REDAZIONE FIRENZE

Esplosione al deposito Eni. La perizia slitta a marzo

Il geologo nominato dalla procura ha già terminato i campionamenti delle acque. Durante l’ultimo sopralluogo notato un copioso sversamento di benzina sul suolo.

Uno dei sopralluoghi svolti nel sito Eni a Calenzano dopo l’esplosione dello scorso 9 dicembre (FotocronacheGermogli)

Uno dei sopralluoghi svolti nel sito Eni a Calenzano dopo l’esplosione dello scorso 9 dicembre (FotocronacheGermogli)

Sono già stati eseguiti i prelievi e le campionature di acqua dai torrenti e dai canali di scolo intorno al deposito Eni di Calenzano dove il 9 dicembre scorso si è verificata la terribile esplosione costata la vita a cinque persone, tre autotrasportatori e due operai che stavano eseguendo lavori di manutenzione. La procura di Prato, guidata da Luca Tescaroli, ha disposto nuovi accertamenti sull’impatto che il disastro potrebbe aver causato sull’ambiente circostante all’impianto e ha nominato un geologo che dovrà unire i risultati delle ricerche sul rischio ambientale alla perizia degli altri due pool di esperti (gli esplosivisti) incaricati di chiarire cause ed eventuali responsabilità dell’esplosione. Motivo per cui la procura ha fatto slittare la consegna della perizia al 3 marzo in modo da avere un quadro completo della situazione e, eventualmente, procedere anche alla contestazione di reati ambientali.

Al momento il fascicolo, contro ignoti, è aperto con le ipotesi di reato di omicidio colposo plurimo, crollo doloso di costruzioni o altri disastri e rimozione o omissione dolosa delle cautele contro gli infortuni sul lavoro. Con la consegna della perizia tecnica, la procura mira a restringere il campo e individuare eventuali responsabili. I nuovi accertamenti si sono resi necessari una decina di giorni fa quando, nell’ultimo sopralluogo eseguito con il supporto di un drone, è stato notato all’interno del deposito un copioso sversamento di benzina sul suolo, causato dalla rottura di alcune valvole di sicurezza. Una scoperta che ha fatto alzare il livello di attenzione della procura sul problema ambientale e sulle ricadute sulla salute, in considerazione del fatto che dentro al deposito – sotto sequestro dal 9 dicembre – sono ancora stoccate 40.000 tonnellate di carburante.

Una "bomba" ambientale messa ancora più a rischio dagli eventi esterni come la "rottura (anche accidentale), il pericolo sismico, meteorologico, geofisico" ma anche "fulmini che cadono" o "derivante da dissesti idrogeologici". Il mantenimento del deposito sotto sequestro, per la procura, è un atto di garanzia per i problemi ambientali e i rischi per la comunità che potrebbero derivare dopo il disastro e delle operazioni svolte per spegnere l’incendio, con l’acqua non depurata che è finita nel Tomarello e in un altro fosso.

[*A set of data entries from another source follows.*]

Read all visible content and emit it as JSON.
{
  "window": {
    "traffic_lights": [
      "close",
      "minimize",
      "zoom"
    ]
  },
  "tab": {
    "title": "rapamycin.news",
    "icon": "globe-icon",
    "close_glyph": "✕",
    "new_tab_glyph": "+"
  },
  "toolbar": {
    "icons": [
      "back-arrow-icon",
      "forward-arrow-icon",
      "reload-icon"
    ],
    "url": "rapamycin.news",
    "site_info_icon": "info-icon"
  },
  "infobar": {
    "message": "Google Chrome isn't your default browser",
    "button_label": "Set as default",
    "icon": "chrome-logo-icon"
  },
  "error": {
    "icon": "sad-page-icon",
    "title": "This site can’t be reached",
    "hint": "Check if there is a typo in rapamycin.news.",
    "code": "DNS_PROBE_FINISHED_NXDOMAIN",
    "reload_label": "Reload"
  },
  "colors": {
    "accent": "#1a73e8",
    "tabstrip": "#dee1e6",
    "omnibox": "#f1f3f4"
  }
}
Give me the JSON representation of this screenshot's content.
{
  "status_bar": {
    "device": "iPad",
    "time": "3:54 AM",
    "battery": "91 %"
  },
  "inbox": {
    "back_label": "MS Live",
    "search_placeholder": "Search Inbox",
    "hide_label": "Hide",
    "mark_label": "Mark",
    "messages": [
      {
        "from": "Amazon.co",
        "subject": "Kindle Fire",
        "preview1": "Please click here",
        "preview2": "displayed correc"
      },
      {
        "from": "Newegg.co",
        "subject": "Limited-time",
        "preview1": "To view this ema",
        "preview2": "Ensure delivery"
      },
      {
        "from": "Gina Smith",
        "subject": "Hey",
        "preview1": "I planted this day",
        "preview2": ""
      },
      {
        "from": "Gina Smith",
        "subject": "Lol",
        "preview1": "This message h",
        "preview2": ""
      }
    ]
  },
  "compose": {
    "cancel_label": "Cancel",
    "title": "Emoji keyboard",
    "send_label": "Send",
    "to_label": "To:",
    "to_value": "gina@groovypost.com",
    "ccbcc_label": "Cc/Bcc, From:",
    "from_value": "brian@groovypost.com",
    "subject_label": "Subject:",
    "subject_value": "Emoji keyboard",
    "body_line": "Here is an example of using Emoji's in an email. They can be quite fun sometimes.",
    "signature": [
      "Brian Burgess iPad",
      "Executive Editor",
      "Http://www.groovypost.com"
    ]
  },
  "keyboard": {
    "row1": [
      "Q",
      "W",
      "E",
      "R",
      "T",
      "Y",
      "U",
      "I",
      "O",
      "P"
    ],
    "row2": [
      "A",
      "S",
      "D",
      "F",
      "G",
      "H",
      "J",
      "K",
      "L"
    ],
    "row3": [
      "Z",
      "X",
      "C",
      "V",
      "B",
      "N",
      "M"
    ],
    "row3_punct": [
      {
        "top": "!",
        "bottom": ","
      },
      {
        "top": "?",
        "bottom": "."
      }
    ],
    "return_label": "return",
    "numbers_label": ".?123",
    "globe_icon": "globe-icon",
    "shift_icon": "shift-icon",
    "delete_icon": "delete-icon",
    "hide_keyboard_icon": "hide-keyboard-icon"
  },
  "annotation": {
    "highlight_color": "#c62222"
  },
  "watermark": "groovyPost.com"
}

Resta da capire se i residui di idrocarburi siano arrivati fino alle falde. "Uno degli obiettivi che l’ufficio si è prefissato, sin dal momento del disastro – ha scritto il procuratore Tescaroli in una nota – è costituito dalla messa in sicurezza dell’impianto, ove sono conservanti ingenti quantitativi di combustibile. Un obiettivo strettamente correlato a quello dell’individuazione delle cause e delle eventuali responsabilità anche penali". La fase delle acquisizioni, invece, è terminata con l’ultima perquisizione avvenuta negli uffici di Eni a Milano. La documentazione è molta e adesso restano una ventina di giorni prima di chiudere il cerchio anche alla luce delle risultanze che emergeranno dal lavoro del geologo.